More financial products that utilize Bitcoin as an underlying asset are also being introduced to the market, including exchange-traded funds (ETFs) and other derivatives. For example, the Grayscale Bitcoin Trust (GBT) currently possesses around 3% of the total available supply. PayPal has also introduced Bitcoin trading to its US users. As a result, demand is increased because of financial institutions like ETF that enable Bitcoin access to small investors and institutions. Institutional investors will invest their resources accordingly based on their evaluation of Bitcoin, which subsequently reduces price volatility.
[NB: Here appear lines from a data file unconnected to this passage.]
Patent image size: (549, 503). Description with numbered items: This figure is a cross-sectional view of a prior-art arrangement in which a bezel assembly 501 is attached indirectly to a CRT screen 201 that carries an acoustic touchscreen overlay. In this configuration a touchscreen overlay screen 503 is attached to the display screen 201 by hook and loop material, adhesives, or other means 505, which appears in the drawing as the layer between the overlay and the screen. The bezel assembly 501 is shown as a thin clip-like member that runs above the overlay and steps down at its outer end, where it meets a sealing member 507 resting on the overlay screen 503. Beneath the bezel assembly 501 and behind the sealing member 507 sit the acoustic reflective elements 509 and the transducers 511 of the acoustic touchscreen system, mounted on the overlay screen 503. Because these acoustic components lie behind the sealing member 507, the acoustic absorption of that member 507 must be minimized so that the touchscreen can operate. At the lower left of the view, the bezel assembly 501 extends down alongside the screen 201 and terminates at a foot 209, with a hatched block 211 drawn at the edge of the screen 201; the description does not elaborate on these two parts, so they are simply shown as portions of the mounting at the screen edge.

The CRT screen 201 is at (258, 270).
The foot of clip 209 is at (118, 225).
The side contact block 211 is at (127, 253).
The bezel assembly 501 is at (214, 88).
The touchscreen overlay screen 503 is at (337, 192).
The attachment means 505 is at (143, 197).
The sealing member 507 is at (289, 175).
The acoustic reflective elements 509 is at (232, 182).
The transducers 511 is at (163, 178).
More Bitcoin-related Services
Moreover, Bitcoin is considered safe due to its protocol and availability through multiple exchanges. Users can purchase fractional shares rather than the full Bitcoin, making Bitcoin more accessible for smaller investors. Besides, the security risk associated with Bitcoin investment has significantly lessened over the past three years. Hence, several banks are authorized to offer cryptocurrency services such as deposit-taking, custody, and fiduciary services to the public.
Bitcoin is considered a property that creates capital gains and losses. Besides, the cryptocurrency is imposed with favorable tax treatment, which is beneficial for long-term Bitcoin owners. With Bitcoin’s functionality, relevant authorities have developed regulations and infrastructure to accommodate it. However, authorities are debating over Bitcoin’s asset classification, leaning towards either securities or a commodity. This uncertainty could affect future regulation imposed on Bitcoin, potentially affecting Bitcoin prices.
Bitcoin is in high demand globally
Big institutions are now facilitating Bitcoin adoption in the US and Europe. In other countries such as Vietnam and India. Retail investors are using Bitcoin for transactions and individual savings instead due to currency devaluation. Besides, Ukraine is introducing a cryptocurrency law to legalize Bitcoin usage. On another note, a survey has shown that El Salvador, the first country to adopt bitcoin, has up to 54% of survey participants unfamiliar with Bitcoin. This shows that although Bitcoin adoption is increasing, people are still skeptical and indifferent about the currency due to the lack of understanding. In addition, some countries that have banned Bitcoin for religious reasons and linkage to criminal activities, such as Egypt and Russia.
Bitcoin’s growth has been volatile but is considered a reliable store of value and a hedge against inflation. The capped supply and halved block rewards are two factors that slow down the circulating supply. Despite Bitcoin’s volatile growth, big institutions remain positive about its growth and have been buying more Bitcoin since 2020. Once the block rewards are halved again in 2024, Bitcoin will exceed gold as a store of value. In addition, the price increases as the Bitcoin supply does not fluctuate with increased demand. However, actual Bitcoin available for trade is much lower and is increasingly illiquid due to big institutions that are buying and holding the cryptocurrency. Despite the limited supply, financial institutions are introducing Bitcoin-related services for smaller investors and investment firms, which will increase Bitcoin utility. However, most of the population does not understand the value of Bitcoin and remains skeptical about the possible effects that it may bring to the economy.